Roughly 16.9 billion yuan ($2.72 billion) of China’s lottery funds have been embezzled or misappropriated to buy and build office buildings and hotels, according to China’s National Audit Office.

The misused funds accounted for a quarter of all the money raised through the state-run lottery program between 2012 and 2014, the BBC reported. Gambling is illegal in China apart from a few exceptions, including the lottery.

The audit covered 18 of China’s 23 provinces. Of those, all but one had sold lottery tickets via the Internet without approval from the finance ministry.

In addition to “dedicated lottery stores,” other Chinese outlets authorized to sell lottery tickets include supermarkets, post offices, and gas stations. The auditor found that 32 lottery shops had misused 3.1 billion yuan ($506 million) to construct office buildings, training centers and hotels.

Proceeds from the lottery are used to support sports and welfare charities. But China’s main government think-tank reported earlier this month that of the 104 billion yuan raised last year, only 40 billion had been spent on social welfare projects, such as building exercise equipment in public parks.

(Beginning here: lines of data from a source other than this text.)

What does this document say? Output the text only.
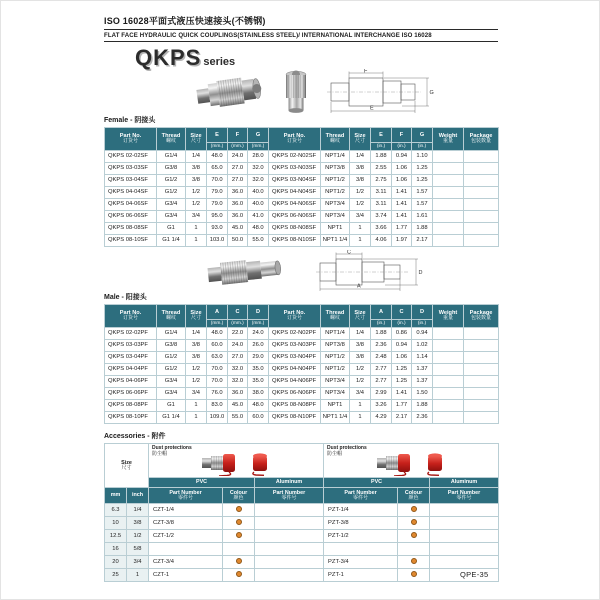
ISO 16028平面式液压快速接头(不锈钢)
FLAT FACE HYDRAULIC QUICK COUPLINGS(STAINLESS STEEL)/ INTERNATIONAL INTERCHANGE ISO 16028
QKPS series
F
G
E
Female - 阴接头
Part No.
订货号	Thread
螺纹	Size
尺寸	E	F	G	Part No.
订货号	Thread
螺纹	Size
尺寸	E	F	G	Weight
重量	Package
包装数量

			(mm.)	(mm.)	(mm.)				(in.)	(in.)	(in.)		
QKPS 02-02SF	G1/4	1/4	48.0	24.0	28.0	QKPS 02-N02SF	NPT1/4	1/4	1.88	0.94	1.10		
QKPS 03-03SF	G3/8	3/8	65.0	27.0	32.0	QKPS 03-N03SF	NPT3/8	3/8	2.55	1.06	1.25		
QKPS 03-04SF	G1/2	3/8	70.0	27.0	32.0	QKPS 03-N04SF	NPT1/2	3/8	2.75	1.06	1.25		
QKPS 04-04SF	G1/2	1/2	79.0	36.0	40.0	QKPS 04-N04SF	NPT1/2	1/2	3.11	1.41	1.57		
QKPS 04-06SF	G3/4	1/2	79.0	36.0	40.0	QKPS 04-N06SF	NPT3/4	1/2	3.11	1.41	1.57		
QKPS 06-06SF	G3/4	3/4	95.0	36.0	41.0	QKPS 06-N06SF	NPT3/4	3/4	3.74	1.41	1.61		
QKPS 08-08SF	G1	1	93.0	45.0	48.0	QKPS 08-N08SF	NPT1	1	3.66	1.77	1.88		
QKPS 08-10SF	G1 1/4	1	103.0	50.0	55.0	QKPS 08-N10SF	NPT1 1/4	1	4.06	1.97	2.17		
C
D
A
Male - 阳接头
Part No.
订货号	Thread
螺纹	Size
尺寸	A	C	D	Part No.
订货号	Thread
螺纹	Size
尺寸	A	C	D	Weight
重量	Package
包装数量

			(mm.)	(mm.)	(mm.)				(in.)	(in.)	(in.)		
QKPS 02-02PF	G1/4	1/4	48.0	22.0	24.0	QKPS 02-N02PF	NPT1/4	1/4	1.88	0.86	0.94		
QKPS 03-03PF	G3/8	3/8	60.0	24.0	26.0	QKPS 03-N03PF	NPT3/8	3/8	2.36	0.94	1.02		
QKPS 03-04PF	G1/2	3/8	63.0	27.0	29.0	QKPS 03-N04PF	NPT1/2	3/8	2.48	1.06	1.14		
QKPS 04-04PF	G1/2	1/2	70.0	32.0	35.0	QKPS 04-N04PF	NPT1/2	1/2	2.77	1.25	1.37		
QKPS 04-06PF	G3/4	1/2	70.0	32.0	35.0	QKPS 04-N06PF	NPT3/4	1/2	2.77	1.25	1.37		
QKPS 06-06PF	G3/4	3/4	76.0	36.0	38.0	QKPS 06-N06PF	NPT3/4	3/4	2.99	1.41	1.50		
QKPS 08-08PF	G1	1	83.0	45.0	48.0	QKPS 08-N08PF	NPT1	1	3.26	1.77	1.88		
QKPS 08-10PF	G1 1/4	1	109.0	55.0	60.0	QKPS 08-N10PF	NPT1 1/4	1	4.29	2.17	2.36		
Accessories - 附件
Size
尺寸		Dust protections
防尘帽			Dust protections
防尘帽		

		PVC		Aluminum	PVC		Aluminum
mm	inch	Part Number
零件号	Colour
颜色	Part Number
零件号	Part Number
零件号	Colour
颜色	Part Number
零件号

6.3	1/4	CZT-1/4			PZT-1/4		
10	3/8	CZT-3/8			PZT-3/8		
12.5	1/2	CZT-1/2			PZT-1/2		
16	5/8						
20	3/4	CZT-3/4			PZT-3/4		
25	1	CZT-1			PZT-1			QPE-35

“The report did not explicitly mention corruption as a reason for the missing funds but there is a spectacular history of officials embezzling lottery takings,” The Financial Times noted.

In 2012, the former director of a lottery center in eastern China was given a suspended death sentence for buying a luxury yacht worth 20 million yuan and embezzling an additional 49 million yuan.

“The lottery industry in China has had very impressive growth for a number of years  . . .  and when you have massive expanding revenue, like buzzards the corrupt elements will gravitate towards these places,” Martin Williams,  Asia Editor at research company Gambling Compliance, told the FT.

Lottery jackpots in China are capped at 10 million yuan ($1.6 million), but China is expected to overtake the United States as the world’s biggest lottery market this year.

President Xi Jinping’s government has been waging a fight against corruption, warning that the problem is so bad it could affect the Communist Party’s grip on power.